While previous studies relied solely on epidemiological data, this research “integrated multiple layers of information, including conventional metabolic biomarkers and advanced metabolic studies,” said lead author Fenglei Wang, a research associate at the Harvard TH Chan School of Public Health, USA.
Metabolic research focuses on small molecules in cells and tissues. The study was published in the journal Nature Metabolism.
Harvard researchers warn: Heme iron in red meat increases the risk of type 2 diabetes by 26%. (Image: PHUONG LE).
Researchers suggest that reducing red meat intake and adopting a plant-rich diet may help lower the risk of diabetes.
They also expressed concern about the addition of heme iron to increasingly popular plant-based meat alternatives to enhance flavor and appearance.
In this study, researchers utilized dietary reporting data over 36 years from more than 200,000 adults, nearly 80% of whom were women.

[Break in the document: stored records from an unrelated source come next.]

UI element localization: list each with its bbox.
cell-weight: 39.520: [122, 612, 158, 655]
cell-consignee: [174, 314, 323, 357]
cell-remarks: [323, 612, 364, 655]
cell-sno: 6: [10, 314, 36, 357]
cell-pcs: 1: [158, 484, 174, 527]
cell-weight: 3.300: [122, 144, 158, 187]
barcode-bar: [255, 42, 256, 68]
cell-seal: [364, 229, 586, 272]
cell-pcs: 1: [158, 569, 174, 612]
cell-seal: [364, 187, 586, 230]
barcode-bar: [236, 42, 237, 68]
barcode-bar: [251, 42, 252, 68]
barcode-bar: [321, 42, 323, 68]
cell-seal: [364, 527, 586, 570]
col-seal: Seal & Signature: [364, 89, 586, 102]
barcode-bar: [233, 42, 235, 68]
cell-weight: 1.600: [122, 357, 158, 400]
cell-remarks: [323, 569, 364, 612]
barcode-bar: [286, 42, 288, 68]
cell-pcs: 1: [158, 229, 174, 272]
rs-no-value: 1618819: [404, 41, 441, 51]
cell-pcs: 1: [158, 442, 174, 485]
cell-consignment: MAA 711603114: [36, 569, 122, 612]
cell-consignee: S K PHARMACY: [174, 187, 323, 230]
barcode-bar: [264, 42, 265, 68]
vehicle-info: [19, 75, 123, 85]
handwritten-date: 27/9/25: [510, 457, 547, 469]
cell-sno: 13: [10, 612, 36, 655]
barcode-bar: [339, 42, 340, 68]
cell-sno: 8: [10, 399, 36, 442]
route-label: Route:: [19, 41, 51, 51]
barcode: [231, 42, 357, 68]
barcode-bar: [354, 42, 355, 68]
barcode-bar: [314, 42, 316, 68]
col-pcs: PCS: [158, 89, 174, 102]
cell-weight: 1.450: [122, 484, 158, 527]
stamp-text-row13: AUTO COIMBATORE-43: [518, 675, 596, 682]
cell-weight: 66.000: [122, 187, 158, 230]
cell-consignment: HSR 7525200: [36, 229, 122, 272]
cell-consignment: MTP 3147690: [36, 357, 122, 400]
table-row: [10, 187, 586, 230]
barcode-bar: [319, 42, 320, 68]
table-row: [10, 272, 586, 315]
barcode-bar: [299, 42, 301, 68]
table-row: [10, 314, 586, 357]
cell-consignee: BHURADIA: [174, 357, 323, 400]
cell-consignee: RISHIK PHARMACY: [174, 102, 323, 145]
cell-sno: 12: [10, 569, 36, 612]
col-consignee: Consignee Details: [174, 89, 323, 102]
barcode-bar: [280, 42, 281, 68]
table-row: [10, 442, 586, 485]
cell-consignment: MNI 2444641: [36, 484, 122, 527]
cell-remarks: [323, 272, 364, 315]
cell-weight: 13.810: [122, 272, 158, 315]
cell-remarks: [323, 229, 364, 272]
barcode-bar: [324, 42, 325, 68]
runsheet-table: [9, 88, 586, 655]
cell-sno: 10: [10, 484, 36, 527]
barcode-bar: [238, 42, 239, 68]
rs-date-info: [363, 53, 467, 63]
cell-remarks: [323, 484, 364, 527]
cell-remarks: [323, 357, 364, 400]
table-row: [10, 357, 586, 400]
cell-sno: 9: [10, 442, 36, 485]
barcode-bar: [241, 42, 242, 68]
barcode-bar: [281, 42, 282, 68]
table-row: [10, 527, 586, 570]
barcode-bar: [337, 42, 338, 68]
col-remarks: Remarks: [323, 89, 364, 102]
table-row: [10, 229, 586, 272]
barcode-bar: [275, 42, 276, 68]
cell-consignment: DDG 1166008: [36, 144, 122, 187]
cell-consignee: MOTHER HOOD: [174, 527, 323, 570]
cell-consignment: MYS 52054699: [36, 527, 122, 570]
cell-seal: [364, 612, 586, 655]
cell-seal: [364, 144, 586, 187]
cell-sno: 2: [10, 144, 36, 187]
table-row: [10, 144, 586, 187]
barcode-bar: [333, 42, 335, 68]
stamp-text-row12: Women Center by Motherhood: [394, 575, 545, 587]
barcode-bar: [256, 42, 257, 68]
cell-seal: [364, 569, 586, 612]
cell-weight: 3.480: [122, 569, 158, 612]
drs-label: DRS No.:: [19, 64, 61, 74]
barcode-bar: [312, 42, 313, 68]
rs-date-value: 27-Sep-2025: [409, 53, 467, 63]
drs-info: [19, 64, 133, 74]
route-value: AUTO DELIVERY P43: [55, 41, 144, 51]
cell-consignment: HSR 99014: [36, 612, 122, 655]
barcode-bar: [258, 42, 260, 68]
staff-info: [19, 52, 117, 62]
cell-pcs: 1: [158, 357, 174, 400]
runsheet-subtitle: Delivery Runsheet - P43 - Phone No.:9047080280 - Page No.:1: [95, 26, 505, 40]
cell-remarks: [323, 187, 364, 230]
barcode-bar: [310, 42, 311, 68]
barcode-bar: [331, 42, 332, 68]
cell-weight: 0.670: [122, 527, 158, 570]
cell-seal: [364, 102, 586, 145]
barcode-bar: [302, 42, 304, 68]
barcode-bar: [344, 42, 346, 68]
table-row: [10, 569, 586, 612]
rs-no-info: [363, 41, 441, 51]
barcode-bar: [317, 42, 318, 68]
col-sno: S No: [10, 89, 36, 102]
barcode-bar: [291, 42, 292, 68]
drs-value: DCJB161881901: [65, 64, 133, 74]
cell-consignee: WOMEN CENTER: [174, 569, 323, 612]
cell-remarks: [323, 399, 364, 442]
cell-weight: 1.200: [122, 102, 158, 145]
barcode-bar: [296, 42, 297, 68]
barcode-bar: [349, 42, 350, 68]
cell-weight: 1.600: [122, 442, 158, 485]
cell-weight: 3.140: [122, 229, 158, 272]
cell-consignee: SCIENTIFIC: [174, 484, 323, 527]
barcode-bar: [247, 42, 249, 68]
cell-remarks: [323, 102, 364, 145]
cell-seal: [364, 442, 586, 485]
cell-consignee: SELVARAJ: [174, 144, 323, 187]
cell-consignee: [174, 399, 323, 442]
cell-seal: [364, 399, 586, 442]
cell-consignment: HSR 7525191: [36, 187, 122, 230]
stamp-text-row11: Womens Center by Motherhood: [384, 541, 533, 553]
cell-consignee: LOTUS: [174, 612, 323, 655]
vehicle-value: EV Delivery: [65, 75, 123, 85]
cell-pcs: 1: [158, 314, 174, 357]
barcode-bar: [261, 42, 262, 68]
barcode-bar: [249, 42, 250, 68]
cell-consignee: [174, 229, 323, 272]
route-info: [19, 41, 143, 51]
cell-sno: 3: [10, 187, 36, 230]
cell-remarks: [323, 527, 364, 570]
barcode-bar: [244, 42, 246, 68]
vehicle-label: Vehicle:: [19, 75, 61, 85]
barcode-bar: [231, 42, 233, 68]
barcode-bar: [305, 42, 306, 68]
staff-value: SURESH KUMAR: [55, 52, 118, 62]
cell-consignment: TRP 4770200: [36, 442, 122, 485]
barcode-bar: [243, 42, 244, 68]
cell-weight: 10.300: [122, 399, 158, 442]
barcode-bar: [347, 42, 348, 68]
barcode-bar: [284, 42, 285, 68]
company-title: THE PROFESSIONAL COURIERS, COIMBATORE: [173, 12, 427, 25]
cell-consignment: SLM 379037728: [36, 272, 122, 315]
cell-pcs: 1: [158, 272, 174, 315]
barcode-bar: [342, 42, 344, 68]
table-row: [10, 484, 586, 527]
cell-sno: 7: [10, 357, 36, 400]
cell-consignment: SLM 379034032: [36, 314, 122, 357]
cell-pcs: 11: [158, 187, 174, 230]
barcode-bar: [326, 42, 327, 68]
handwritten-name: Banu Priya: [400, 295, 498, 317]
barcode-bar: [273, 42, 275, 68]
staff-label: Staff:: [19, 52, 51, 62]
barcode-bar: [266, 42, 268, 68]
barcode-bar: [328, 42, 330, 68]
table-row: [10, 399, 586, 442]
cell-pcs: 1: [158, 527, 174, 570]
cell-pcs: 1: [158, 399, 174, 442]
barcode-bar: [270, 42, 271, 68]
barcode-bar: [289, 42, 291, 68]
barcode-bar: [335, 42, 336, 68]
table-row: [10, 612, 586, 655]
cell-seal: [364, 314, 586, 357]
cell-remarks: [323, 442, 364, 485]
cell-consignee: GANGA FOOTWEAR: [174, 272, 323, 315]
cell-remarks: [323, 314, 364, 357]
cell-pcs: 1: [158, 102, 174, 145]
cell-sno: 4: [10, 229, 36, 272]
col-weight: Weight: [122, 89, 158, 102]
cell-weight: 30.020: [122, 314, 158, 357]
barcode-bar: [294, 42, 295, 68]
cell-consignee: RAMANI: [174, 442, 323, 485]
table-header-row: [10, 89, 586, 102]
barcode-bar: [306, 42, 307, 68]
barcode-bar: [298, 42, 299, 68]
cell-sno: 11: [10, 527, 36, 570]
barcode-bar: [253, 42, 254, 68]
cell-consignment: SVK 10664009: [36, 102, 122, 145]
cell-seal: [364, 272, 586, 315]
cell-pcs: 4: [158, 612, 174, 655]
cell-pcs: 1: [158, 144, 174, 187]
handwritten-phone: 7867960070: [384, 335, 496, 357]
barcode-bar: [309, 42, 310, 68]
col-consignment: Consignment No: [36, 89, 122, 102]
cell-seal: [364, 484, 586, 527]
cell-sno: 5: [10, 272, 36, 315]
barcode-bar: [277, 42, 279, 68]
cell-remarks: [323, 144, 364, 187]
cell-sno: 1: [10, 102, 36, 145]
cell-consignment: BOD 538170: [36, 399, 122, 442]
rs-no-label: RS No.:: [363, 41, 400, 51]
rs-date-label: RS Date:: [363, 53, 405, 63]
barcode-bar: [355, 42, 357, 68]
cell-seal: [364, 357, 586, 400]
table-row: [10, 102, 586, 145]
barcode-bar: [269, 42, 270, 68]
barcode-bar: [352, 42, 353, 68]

Participants were included in the Health Professionals Follow-Up Study and the Nurses’ Health Study to examine risk factors for serious chronic diseases.
Researchers analyzed the different forms of iron absorbed by participants, including heme iron, non-heme iron, and iron from supplements, as well as their type 2 diabetes status.
In a smaller group of over 37,000 participants, the research team examined the biological processes behind the association between blood iron levels and type 2 diabetes.
To conduct this study, data on participants’ plasma metabolic biomarkers, including indicators related to insulin levels, blood sugar, lipids, and inflammation, were analyzed.
The researchers also assessed the metabolic profiles of over 9,000 participants, measuring concentrations of small-molecule metabolites in plasma, which originate from bodily processes such as food breakdown or chemical reactions.
They found that blood iron accounted for more than half of the type 2 diabetes risk associated with unprocessed red meat and played a moderate role in the risk linked to several diets related to T2D.
Researchers noted, “We observed that higher heme iron levels are associated with adverse plasma biomarkers in the realms of blood insulin, lipids, inflammation, iron storage, and metabolites related to type 2 diabetes.”